The Attorney-General now moved for a new trial.

Bayley, J. I have no doubt that in this case there was a want of probable cause. I accede to the proposition, that if a party lays all the facts of his case fairly before counsel, and acts bona fide upon the opinion given by that counsel (however erroneous that opinion may be), he is not liable to an action of this description.[[387]] A party, however, may take the opinions of six different persons, of which three are one way and three another. It is therefore a question for the jury, whether he acted bona fide on the opinion, believing that he had a cause of action. The jury in this case have found, and there was abundant evidence to justify them in drawing the conclusion, that the defendant did not act bona fide, and that he did not believe that he had any cause of action whatever. Assuming that the defendant’s belief that he had a cause of action would amount to a probable cause, still, after the jury have found that he did not believe that he had any cause of action whatever, the judge would have been bound to say, that he had not reasonable or probable cause of action.

Rule refused.[[388]]

MITCHELL v. JENKINS
In the King’s Bench, November 11, 1833.
Reported in 5 Barnewall & Adolphus, 588.

This was an action on the case for a malicious arrest.

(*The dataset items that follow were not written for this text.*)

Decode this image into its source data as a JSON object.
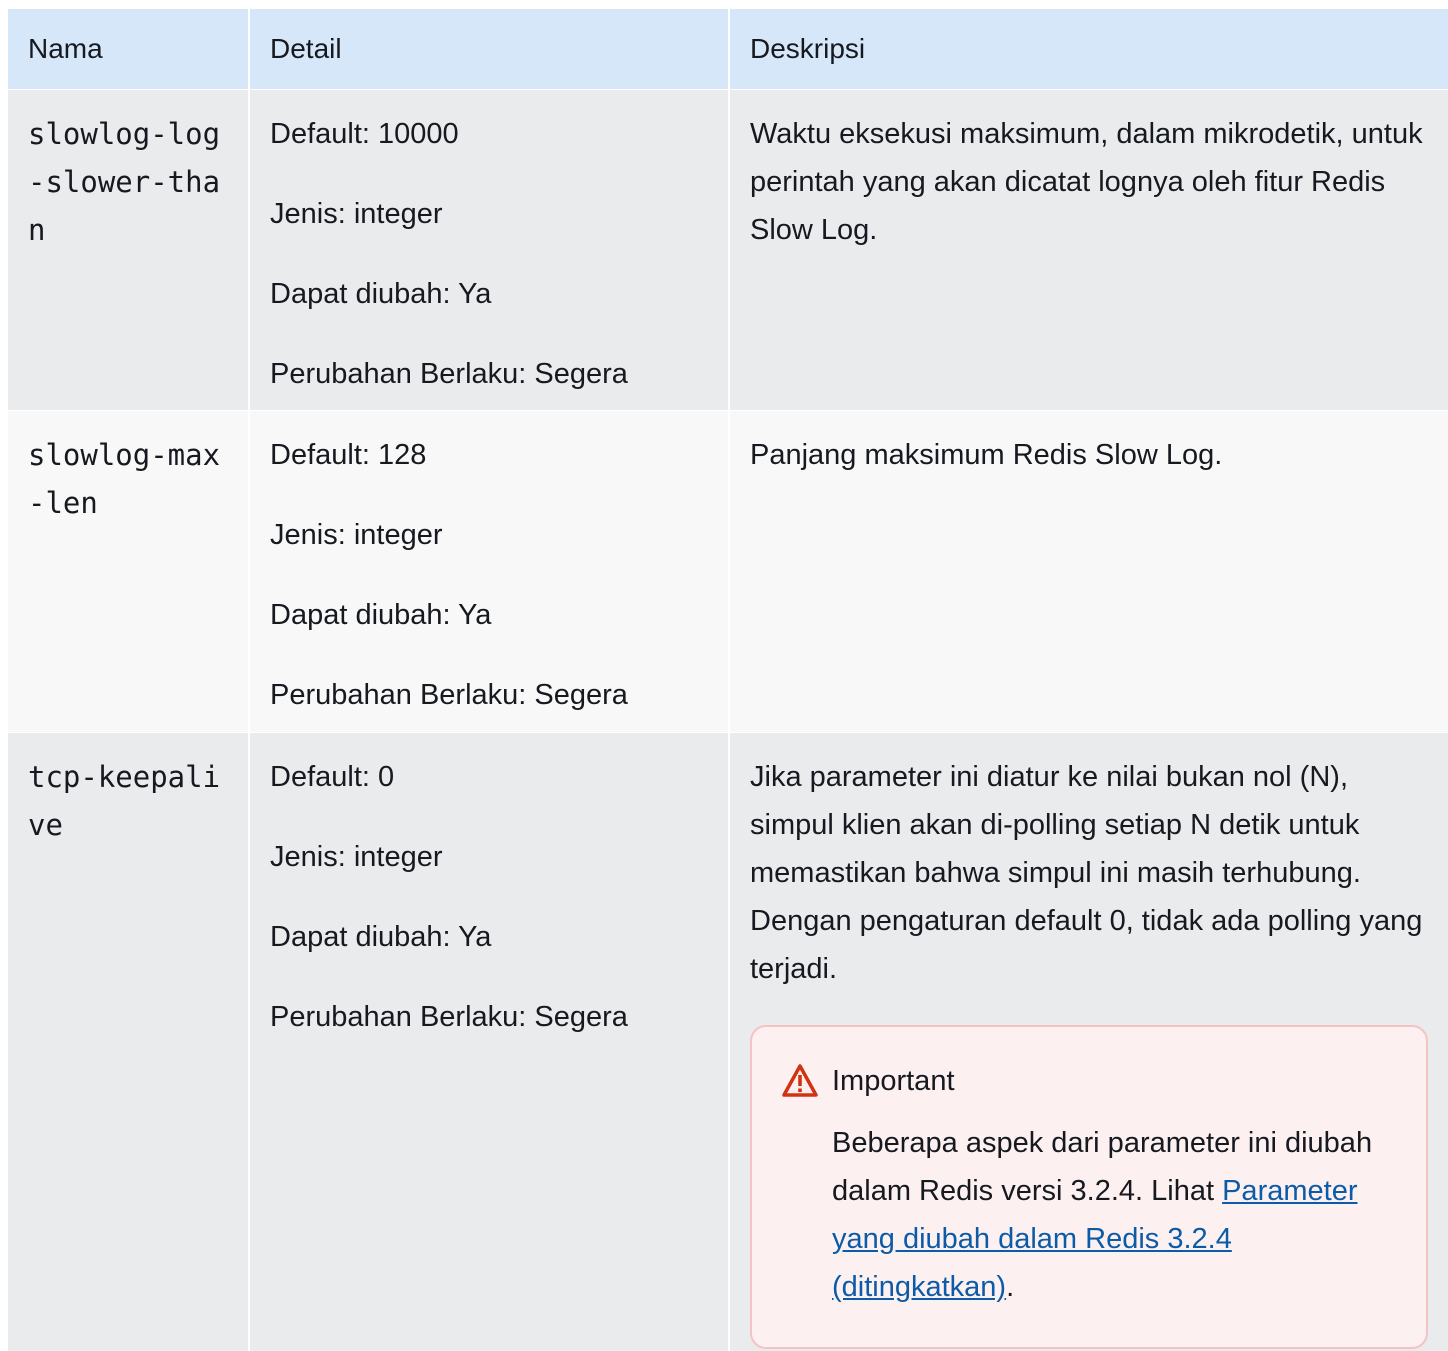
{
  "table": {
    "headers": {
      "name": "Nama",
      "detail": "Detail",
      "description": "Deskripsi"
    },
    "rows": [
      {
        "name": "slowlog-log-slower-than",
        "details": [
          "Default: 10000",
          "Jenis: integer",
          "Dapat diubah: Ya",
          "Perubahan Berlaku: Segera"
        ],
        "description": "Waktu eksekusi maksimum, dalam mikrodetik, untuk perintah yang akan dicatat lognya oleh fitur Redis Slow Log."
      },
      {
        "name": "slowlog-max-len",
        "details": [
          "Default: 128",
          "Jenis: integer",
          "Dapat diubah: Ya",
          "Perubahan Berlaku: Segera"
        ],
        "description": "Panjang maksimum Redis Slow Log."
      },
      {
        "name": "tcp-keepalive",
        "details": [
          "Default: 0",
          "Jenis: integer",
          "Dapat diubah: Ya",
          "Perubahan Berlaku: Segera"
        ],
        "description": "Jika parameter ini diatur ke nilai bukan nol (N), simpul klien akan di-polling setiap N detik untuk memastikan bahwa simpul ini masih terhubung. Dengan pengaturan default 0, tidak ada polling yang terjadi.",
        "alert": {
          "icon": "warning-triangle-icon",
          "title": "Important",
          "text_before": "Beberapa aspek dari parameter ini diubah dalam Redis versi 3.2.4. Lihat ",
          "link_text": "Parameter yang diubah dalam Redis 3.2.4 (ditingkatkan)",
          "text_after": "."
        }
      }
    ]
  },
  "colors": {
    "header_bg": "#d5e7f8",
    "row_odd_bg": "#e9ebed",
    "row_even_bg": "#f8f8f8",
    "alert_bg": "#fdf0f0",
    "alert_border": "#f4c3c3",
    "warning_red": "#d13212",
    "link": "#0b5ba8"
  }
}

At the trial, before Taunton, J., at the last Summer Assizes for the county of Devon, it appeared, that the plaintiff was indebted to the defendant in the sum of £45, for one year’s composition of tithe; and that the sum of £16 5s. was due to the plaintiff from the defendant; that the defendant, under the advice of his attorney, arrested the plaintiff for the whole sum of £45, instead of for the balance, after deducting the sum of £16 5s. The defendant, on finding out that he was mistaken in point of law, and that he should only have arrested for the balance, discontinued the action.

There was no evidence at all of malice in fact; but the learned judge told the jury, that, as the plaintiff ought not, by law, to have been arrested for more than the balance, the law implied malice; and that the only question for their consideration was, the amount of damages; upon which a verdict was found for the plaintiff for £20.

A rule had been obtained, in a former term, calling on the plaintiff to show cause why that verdict should not be set aside, and a new trial had;[[389]] against which—

Follett now showed cause.

Coleridge, Serjt., and Bere, contra.